Scottish Daily Mail

FLAWED APPROACH FAILS YOUNGSTERS ... AND THE COUNTRY

- By OLIVER MUNDELL SCOTTISH TORY EDUCATION SPOKESMAN

ANYONE watching or listening to the SNP’s latest lacklustre, visionless monologue on the state of Scotland’s education system could be forgiven for believing all is well. The bombastic tone and faux outrage that came to define John Swinney’s time in the education hot seat have gone, but they have not been replaced by anything better.

He made way for the more measured and technocrat­ic style of Shirley-Ann Somerville – but the same flawed approach rooted in deep denial persists. And there can be no doubt it is shamefully failing the next generation and selling our country short.

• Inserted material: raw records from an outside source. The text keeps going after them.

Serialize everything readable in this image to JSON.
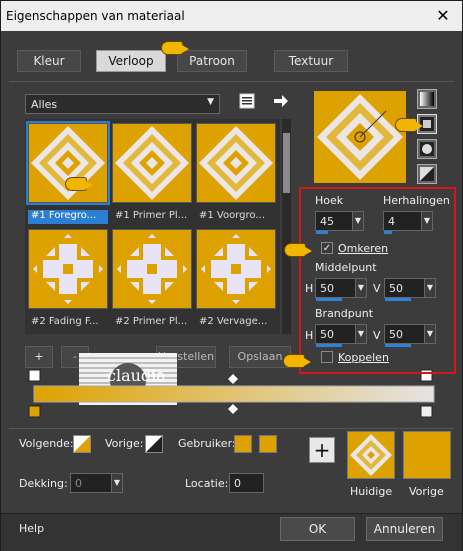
{
  "window": {
    "title": "Eigenschappen van materiaal",
    "close": "✕"
  },
  "tabs": [
    {
      "label": "Kleur"
    },
    {
      "label": "Verloop"
    },
    {
      "label": "Patroon"
    },
    {
      "label": "Textuur"
    }
  ],
  "gallery": {
    "category": "Alles",
    "items": [
      {
        "label": "#1 Foregro..."
      },
      {
        "label": "#1 Primer Pl..."
      },
      {
        "label": "#1 Voorgro..."
      },
      {
        "label": "#2 Fading F..."
      },
      {
        "label": "#2 Primer Pl..."
      },
      {
        "label": "#2 Vervage..."
      }
    ],
    "add": "+",
    "remove": "-",
    "herstellen": "Herstellen",
    "opslaan": "Opslaan"
  },
  "settings": {
    "hoek_label": "Hoek",
    "hoek_value": "45",
    "herhalingen_label": "Herhalingen",
    "herhalingen_value": "4",
    "omkeren_label": "Omkeren",
    "middelpunt_label": "Middelpunt",
    "mid_h_label": "H",
    "mid_h_value": "50",
    "mid_v_label": "V",
    "mid_v_value": "50",
    "brandpunt_label": "Brandpunt",
    "br_h_label": "H",
    "br_h_value": "50",
    "br_v_label": "V",
    "br_v_value": "50",
    "koppelen_label": "Koppelen"
  },
  "watermark": {
    "text": "claudia"
  },
  "bottom": {
    "volgende_label": "Volgende:",
    "vorige_label": "Vorige:",
    "gebruiker_label": "Gebruiker:",
    "dekking_label": "Dekking:",
    "dekking_value": "0",
    "locatie_label": "Locatie:",
    "locatie_value": "0",
    "plus": "+",
    "huidige_label": "Huidige",
    "vorige_swatch_label": "Vorige"
  },
  "dialog": {
    "help": "Help",
    "ok": "OK",
    "annuleren": "Annuleren"
  },
  "colors": {
    "gold": "#dea200",
    "light": "#e8e6f4",
    "accent": "#2a7fd4",
    "highlight": "#d0181d"
  }
}
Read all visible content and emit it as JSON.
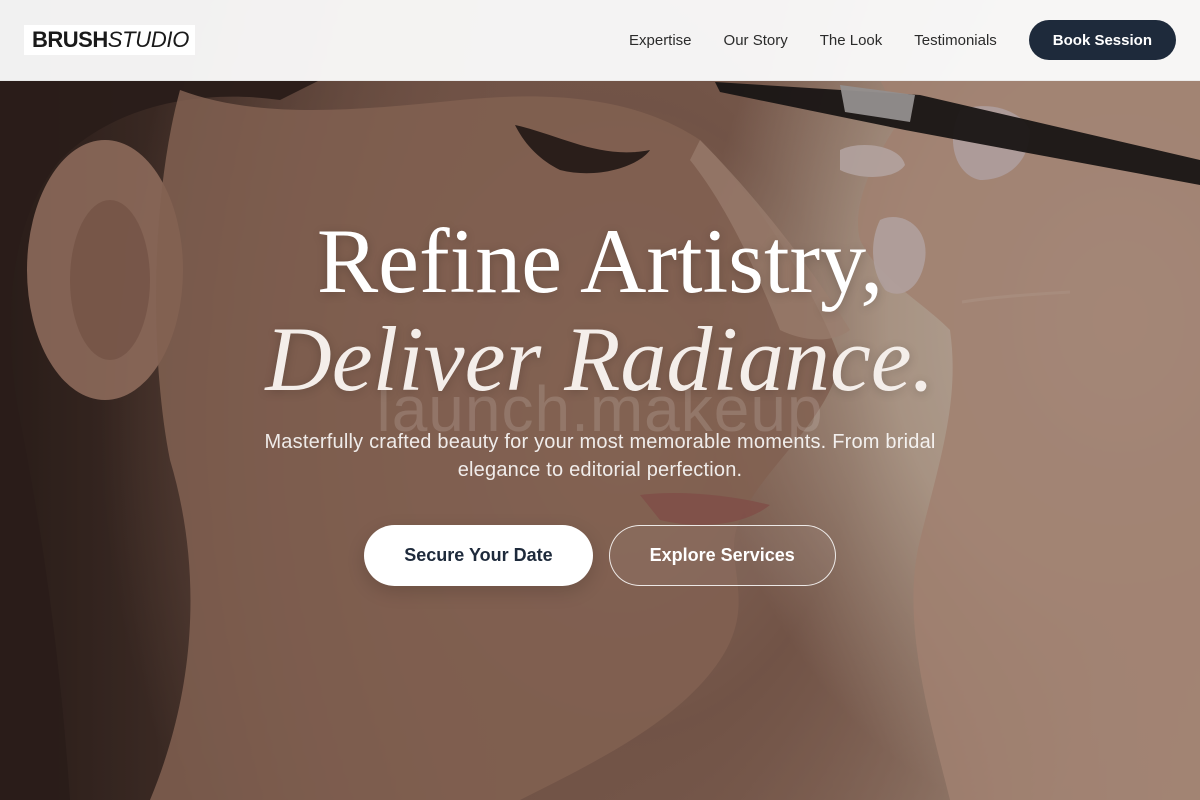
{
  "brand": {
    "name_strong": "BRUSH",
    "name_light": "STUDIO"
  },
  "nav": {
    "links": [
      "Expertise",
      "Our Story",
      "The Look",
      "Testimonials"
    ],
    "cta_label": "Book Session"
  },
  "hero": {
    "headline_line1": "Refine Artistry,",
    "headline_line2": "Deliver Radiance.",
    "watermark": "launch.makeup",
    "subtext": "Masterfully crafted beauty for your most memorable moments. From bridal elegance to editorial perfection.",
    "primary_cta": "Secure Your Date",
    "secondary_cta": "Explore Services",
    "image_icon": "makeup-portrait-photo"
  },
  "colors": {
    "accent": "#1e2a3b",
    "nav_background": "#fafafa",
    "headline": "#ffffff"
  }
}
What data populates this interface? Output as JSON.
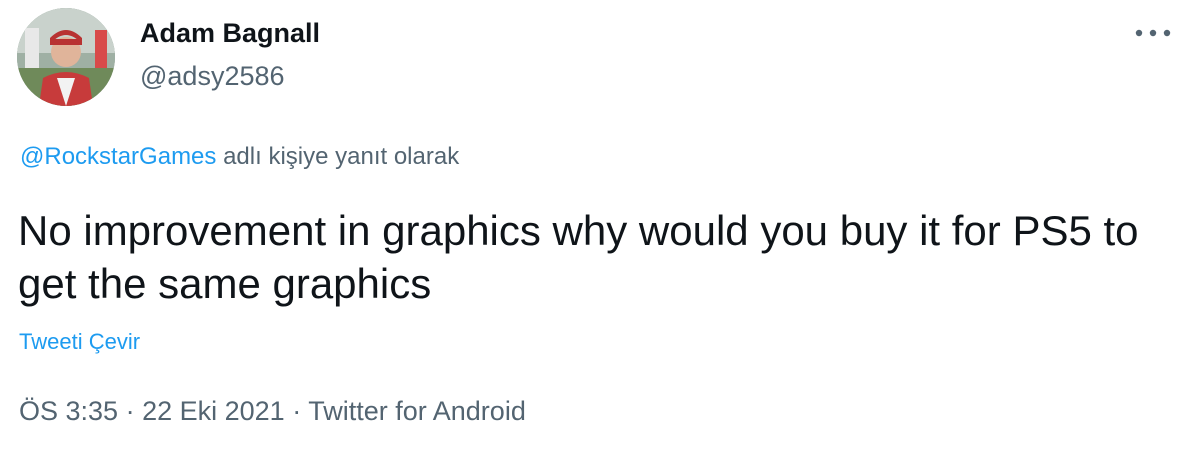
{
  "tweet": {
    "author": {
      "display_name": "Adam Bagnall",
      "handle": "@adsy2586"
    },
    "reply_to": {
      "mention": "@RockstarGames",
      "suffix": "adlı kişiye yanıt olarak"
    },
    "text": "No improvement in graphics why would you buy it for PS5 to get the same graphics",
    "translate_label": "Tweeti Çevir",
    "meta": {
      "time": "ÖS 3:35",
      "separator": "·",
      "date": "22 Eki 2021",
      "source": "Twitter for Android"
    }
  },
  "icons": {
    "more": "more-horizontal-icon"
  },
  "colors": {
    "text_primary": "#0f1419",
    "text_secondary": "#536471",
    "accent": "#1d9bf0"
  }
}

While the SNP hides behind some internatio­nal experts and ignores home truths, our hard-working teachers, pupils and their parents continue to pick up the slack and make the best of a system that works against them, rather than for them.

Despite setting out to parliament a pedestrian timetable for what looks set to be the biggest shake-up in education policy in a decade, there was no admission that this could be avoided if the SNP had actually delivered on their promises to make education its top priority. Nor was there any recognitio­n that many of the issues being addressed were problems.

Instead, it sounded like this was a government making a few tweaks here and there.

The sad thing is that if the SNP were half as good at creating successful learners as it is at announcing new working groups and consultati­ons, then Scotland would be leading the internatio­nal pack. Instead, we are average at best in key comparison­s.

Where once we stood tall, outperform­ing the other nations of our United Kingdom, we now lag behind Wales and Northern Ireland and instead find ourselves jostling for position with countries like Slovenia.

The level of denial is breath-taking. How any Nationalis­t can look at their 14 years of failure in education and claim to be proud is beyond me. Successive SNP ministers have allowed our once world-leading education system to be slowly dismantled on their watch. They have been the cheerleade­rs of this flawed approach, driving us away from the tried and tested methods and educationa­l traditions that we all know work.

The SNP’s Curriculum for Excellence has misguided priorities. It has gone off track and is a bureaucrat­ic mess, with teachers somehow expected to wade through thousands of pages of guidance.

WORST of all, the SNP abandoned our traditiona­l knowledge-based curriculum. The strong Scottish exams system is the last hallmark of our historic, internatio­nally renowned school system. Now the SNP is considerin­g throwing away those proud traditions, too.

Sneaked in towards the end of a dull statement was the announceme­nt the Government wants to bring about the end of exams as we know them – but of course there is no detail or strategic leadership when it comes to proposing an alternativ­e. Instead, we get the start of another consultati­on.

Surely, it is time the SNP admitted its education experiment has been a mistake.

Rather than trying to be different for the sake of it, we should return to what works. We should be doing what Scottish education has historical­ly been so good at and focusing more on knowledge-based teaching and learning – not radical reforms that only provide the SNP with a smokescree­n to distract from its own dire report card.